The 2016 Desmirail is a bold, powerful wine. The darker side of the appellation comes through in the wine's dark flavor profile and imposing structural profile. Black cherry, smoke, tobacco and licorice run through the 2016. Potent and virile, the 2016 is likely to need a few years to come into its own. Even so, it is impressive today.
Denis Lurton is in charge at this 37ha Margaux estate, and he has produced a classy, cedar-scented 2016 that has a beautiful vibrancy to it. It is a fairly dramatic take on the year, with full extraction of damson fruit and chewy tannins.
Slight bitterness on the palate detracts from an overall nice wine with decent density of fruit and tell-tale coffee notes. I would like more silkiness but the blunt tannins will subside in due course leaving a competent wine.

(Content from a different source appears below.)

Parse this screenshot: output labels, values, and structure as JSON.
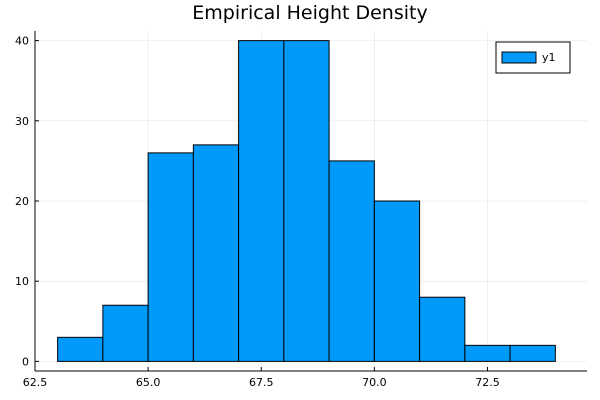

Plump, silky and seductive are the words often used to describe wines from Margaux. Because of their style, they tend to be user friendly and more approachable when young. This is in part due to its terroir which is comprised of the thinnest soil as well as the highest proportion of chunky gravel in all of the Médoc. It drains well but also is it more susceptible to vintage variation. Margaux wines tend to have the highest proportions of Merlot within the core of the Médoc further adding to their ample roundness and openness. Margaux is home to the largest number of classified growths including its namesake first growth, Château Margaux, as well as third growths, Palmer and d'Issan.